Migration continues. Yesterday, April 24, a flock of around 250 White-fronted Geese flew high over the islands, heading north. A Downy Woodpecker showed up on April 22, a rare bird in these parts. Hairy Woodpeckers have been on territory for a while now, and Red-breasted Sapsucker numbers are high. We think many are just moving through, although the locals are drumming busily on hollow snags. Delkatla Sanctuary Society sponsored the “Great Delkatla Cleanup” for Earth Day on Saturday. Eleven people came out and the Sanctuary looks clean and uncluttered. There are no more plastic bags and old tires lying around out there.
The shorebird migration has begun. On April 24 many Black-bellied Plovers, a few Pacific Golden Plovers, Semipalmated Plovers, Black Turnstones and some Least and Western Sandpipers fed along the intertidal. As we watched two Marbled Godwits, a few Short-billed Dowitchers and a large flocks of Dunlin joined the busy gathering. The wintering flocks of Canada Geese have gone. As I write a fierce southeast winds howls through the spruce trees in our back yard. It’s good to be home and dry.

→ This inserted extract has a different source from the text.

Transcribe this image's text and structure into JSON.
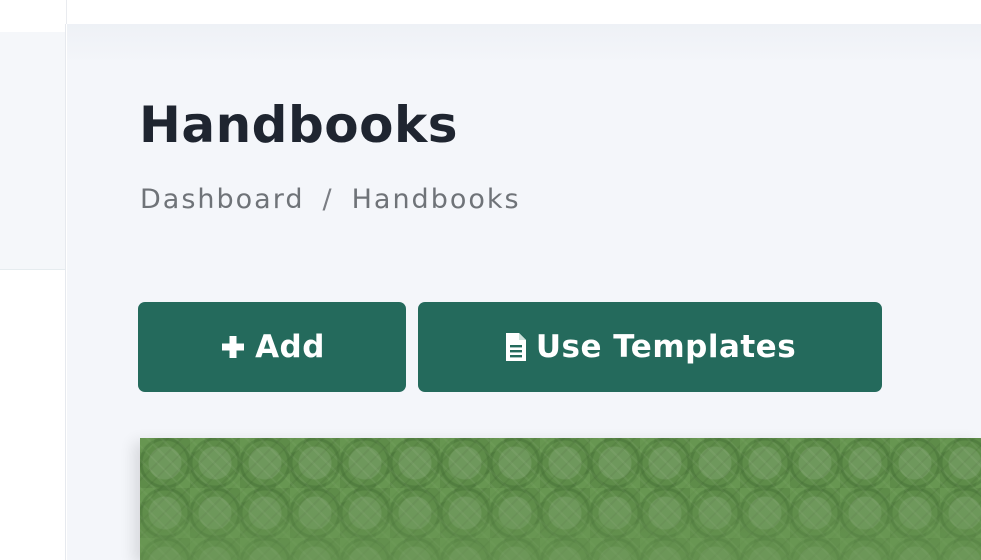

So here we are – full of high expectations and keen to see what going to show up on migration. The first Sandhill Cranes of spring flew over the island on April 11th, heard first, then seen, seeming to drift in and out of the clouds. Tree Swallows also appeared on April 11 and Brant numbers are now between 1,000 and 1,600.
Geese on the wing
The Sandhill Cranes were heard over Maast Island on April 13, then they landed in the Sanctuary as though they had never left. The first Townsend’s Warbler of spring also arrived, singing it’s scratchy little song over the noise of the wind in the trees.
On April 16 we sailed aboard the “Northern Adventure” to Prince Rupert. High numbers of Sooty Shearwaters soared over the waves, but what most fascinated us was the number of passerines that followed the ship and landed on deck. It was a windy, rainy day. The sea wasn’t rough, it was just miserably wet with poor visibility. We identified a Hermit Thrush, Townsend’s Warbler, Dark-eyed Junco, Savannah Sparrow and a Myrtle Warbler. The Myrtle, Savannah and Junco landed on deck, in fact, when we landed in Prince Rupert the Junco was still there. We were about twelve miles out, nowhere near land, so we can only speculate that the birds were on their way to Alaska and thought the ship was land. We hope they made it, although, if the Junco was anything to go by, being so tired that it didn’t move for at least an hour, it’s hard to know whether they did or not. It’s a long haul against wind and rain for such small birds. Our return journey was delayed for about 19 hours due to high winds and it was a snotty crossing on the way back. Many Sooty’s again, and a small flock of Fork-tailed Storm-petrels wavered over the rough waters.
It feels as though nothing much is happening in the bird world. It’s been such a cold spring and it was still zero on April 1, the day of our book launch at the Nature Centre. Our book “Birds at Risk – a Haida Gwaii Introduction” was very well received. People came and went all afternoon and we sold many signed copies. A big hit for our small town! Dejah-Lee’s illustrations are great and the story-line is very straightforward. Copies are available for $12 and can be ordered here as soon as I set up a pay-pal account. It’s all about conservation and our society, Delkatla Sanctuary Society, is all about protecting the natural world.
After the book launch we had a few days of strong Southeasters and the temperature rose to 4 celcius. On April 3 there were over 1,000 Brant at Sandspit and numbers continued to increase at Masset. They feed at Maast Island and in front of Old Massett along the shoreline. A Short-eared Owl rose from the long grass in Sandspit – it’s not often we see one in spring. When we got home, our daffodils had finally bloomed the warmer temperatures and a hit of sunshine had encouraged them. Easter was lovely. Sunny, warm and calm.
Surf Scoter in Skidegate Inlet
Sun over the Muskeg
It’s been a really cold March, on the 22nd it snowed all afternoon and snow remained on the ground. On the 23rd it was still -2c but we decided to drive down island and see what was around. It was calm, cool and still. The sea was indescribably blue, and we inhaled the fresh sea-weedy smell in the gentle air. The Robin numbers are increasing daily, and 200 Brant fed in the intertidal. The four Snow Geese are still around, mixing with Cackling and regular Canadas. We think they’ll start to move on soon. A Golden-crowned Sparrow fed in the underbrush. On March 25, along the beach in Masset a single, lonely Snow Bunting hid under a beached log, they have not been very visible this winter. My illustrated book “Birds at Risk” is a big hit with the school kids. I visited the last island school in Skidegate on March 27 and they loved the illustrations by Dejah-Lee Busch. I have now donated books to all the kindergarten and Grade 1 classes on island.